The Role of Microstructure on the Performance of Sintered Nd-Fe-B Magnets

A combination of electron microscopy analysis and micromagnetic modelling was used to study the microstructure role on the performance of commercial sintered Nd-Fe-B magnets that are used in wind power units. These magnets were observed to be composed of Nd2Fe14B phase grains with different Dy content, size distribution and anisotropy orientation. The grains were surrounded by intergranular phases with different Fe/rare-earth ratios. The
magnetic characterisation of these samples revealed that it is possible for Dy-free samples to have higher coercivities than Dy-containing samples with the control of the microstructure. Micromagnetic modelling revealed that decreasing the angular dispersion of Nd2Fe14B grain
anisotropy provides the most significant increase to coercivity. For example, decreasing this angular dispersion from 30° to 1° increased the coercivity by 25% of its initial values. In addition, the presence of intergranular phases with high Fe/rare-earth ratios (Fe-like) led to the generation of reversed domain walls at low applied field. The formation of non-
ferromagnetic intergranular phases (low Fe/rare-earth) led to 8% increase in coercivity; however, it led to step-wise hysteresis loops. On the other hand, the effect of grain size distribution on coercivity was found to be less significant compared to previous features.
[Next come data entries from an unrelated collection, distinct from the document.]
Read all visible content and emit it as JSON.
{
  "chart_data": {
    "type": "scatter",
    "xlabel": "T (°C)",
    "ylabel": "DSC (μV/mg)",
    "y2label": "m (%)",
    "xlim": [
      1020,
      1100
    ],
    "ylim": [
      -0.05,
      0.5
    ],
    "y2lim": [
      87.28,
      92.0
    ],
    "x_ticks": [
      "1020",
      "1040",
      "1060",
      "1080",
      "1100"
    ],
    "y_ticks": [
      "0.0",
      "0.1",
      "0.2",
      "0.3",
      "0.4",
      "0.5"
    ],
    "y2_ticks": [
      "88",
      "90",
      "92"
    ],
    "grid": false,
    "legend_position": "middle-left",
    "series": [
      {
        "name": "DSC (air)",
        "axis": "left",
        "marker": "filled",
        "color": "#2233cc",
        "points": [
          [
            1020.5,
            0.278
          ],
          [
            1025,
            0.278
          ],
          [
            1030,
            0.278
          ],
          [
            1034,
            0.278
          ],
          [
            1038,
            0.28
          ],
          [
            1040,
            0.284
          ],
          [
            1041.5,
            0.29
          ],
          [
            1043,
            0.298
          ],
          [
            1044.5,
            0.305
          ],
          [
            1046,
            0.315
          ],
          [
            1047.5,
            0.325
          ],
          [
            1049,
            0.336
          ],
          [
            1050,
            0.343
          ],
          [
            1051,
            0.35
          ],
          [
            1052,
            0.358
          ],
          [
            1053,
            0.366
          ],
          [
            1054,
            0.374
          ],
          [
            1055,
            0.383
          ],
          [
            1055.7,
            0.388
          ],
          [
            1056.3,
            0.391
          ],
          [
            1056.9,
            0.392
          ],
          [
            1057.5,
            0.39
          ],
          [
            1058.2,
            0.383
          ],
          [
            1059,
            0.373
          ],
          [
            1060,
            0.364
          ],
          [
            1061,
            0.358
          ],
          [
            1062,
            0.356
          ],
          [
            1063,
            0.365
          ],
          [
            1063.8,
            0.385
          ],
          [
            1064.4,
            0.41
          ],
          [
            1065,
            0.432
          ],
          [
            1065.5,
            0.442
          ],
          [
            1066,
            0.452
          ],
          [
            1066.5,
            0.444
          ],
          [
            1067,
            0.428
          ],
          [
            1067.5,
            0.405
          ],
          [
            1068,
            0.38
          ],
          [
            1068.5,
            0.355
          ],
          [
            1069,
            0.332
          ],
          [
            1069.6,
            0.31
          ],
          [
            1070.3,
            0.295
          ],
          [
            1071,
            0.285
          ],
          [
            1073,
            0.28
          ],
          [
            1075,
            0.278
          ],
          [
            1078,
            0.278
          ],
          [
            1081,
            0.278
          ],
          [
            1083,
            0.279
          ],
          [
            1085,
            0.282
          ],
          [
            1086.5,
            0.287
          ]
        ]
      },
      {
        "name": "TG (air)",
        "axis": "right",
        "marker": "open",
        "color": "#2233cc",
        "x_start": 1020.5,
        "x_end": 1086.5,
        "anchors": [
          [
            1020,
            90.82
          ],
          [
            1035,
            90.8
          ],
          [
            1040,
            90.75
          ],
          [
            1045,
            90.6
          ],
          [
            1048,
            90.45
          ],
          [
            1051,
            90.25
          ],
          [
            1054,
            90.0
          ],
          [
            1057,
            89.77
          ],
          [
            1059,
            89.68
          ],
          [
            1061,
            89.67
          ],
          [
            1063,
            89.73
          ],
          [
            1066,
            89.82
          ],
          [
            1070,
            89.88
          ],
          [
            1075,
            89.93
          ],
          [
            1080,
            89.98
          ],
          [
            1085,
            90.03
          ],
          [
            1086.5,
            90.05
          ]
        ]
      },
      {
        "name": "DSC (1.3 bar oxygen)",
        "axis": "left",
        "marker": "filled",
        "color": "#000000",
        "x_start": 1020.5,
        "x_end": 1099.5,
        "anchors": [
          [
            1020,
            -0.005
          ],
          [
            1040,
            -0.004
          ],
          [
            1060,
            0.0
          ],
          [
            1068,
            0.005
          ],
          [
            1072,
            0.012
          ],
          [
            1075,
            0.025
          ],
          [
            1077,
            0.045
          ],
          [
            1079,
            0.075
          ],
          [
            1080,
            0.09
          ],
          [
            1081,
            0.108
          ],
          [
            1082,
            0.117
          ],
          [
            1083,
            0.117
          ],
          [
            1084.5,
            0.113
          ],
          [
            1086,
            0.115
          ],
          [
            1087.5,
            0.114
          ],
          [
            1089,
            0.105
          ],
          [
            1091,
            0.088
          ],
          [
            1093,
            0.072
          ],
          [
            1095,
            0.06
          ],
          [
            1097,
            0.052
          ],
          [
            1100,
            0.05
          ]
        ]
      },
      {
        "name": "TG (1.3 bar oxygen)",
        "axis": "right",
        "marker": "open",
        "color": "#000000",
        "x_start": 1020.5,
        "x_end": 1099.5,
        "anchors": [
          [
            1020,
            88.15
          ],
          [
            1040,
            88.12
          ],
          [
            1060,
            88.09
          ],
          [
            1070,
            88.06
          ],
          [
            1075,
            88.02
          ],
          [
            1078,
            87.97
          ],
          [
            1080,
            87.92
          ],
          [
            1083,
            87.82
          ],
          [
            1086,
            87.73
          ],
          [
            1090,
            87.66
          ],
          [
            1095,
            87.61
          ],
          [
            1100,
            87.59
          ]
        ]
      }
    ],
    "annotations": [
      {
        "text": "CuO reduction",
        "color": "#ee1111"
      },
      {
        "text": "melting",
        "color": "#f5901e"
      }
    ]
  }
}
Micromagnetic modelling of grain boundary diffused samples revealed that the coercivity may increase with increasing the thickness and Dy concentration of Dy-rich shells. In addition, the higher rare-earth content at the intergranular regions of these samples was revealed to be beneficial to coercivity. Finally, the possibility of twinning in main phase
grains showed a detrimental effect on the coercivity. The formation of non-ferromagnetic intergranular phases may reduce the effect of twinned grains and increase coercivity but no significant increase in remanence and maximum energy density was observed. These insights could be useful to produce sintered Nd-Fe-B magnets with higher coercivity and lower heavy rare-earth content.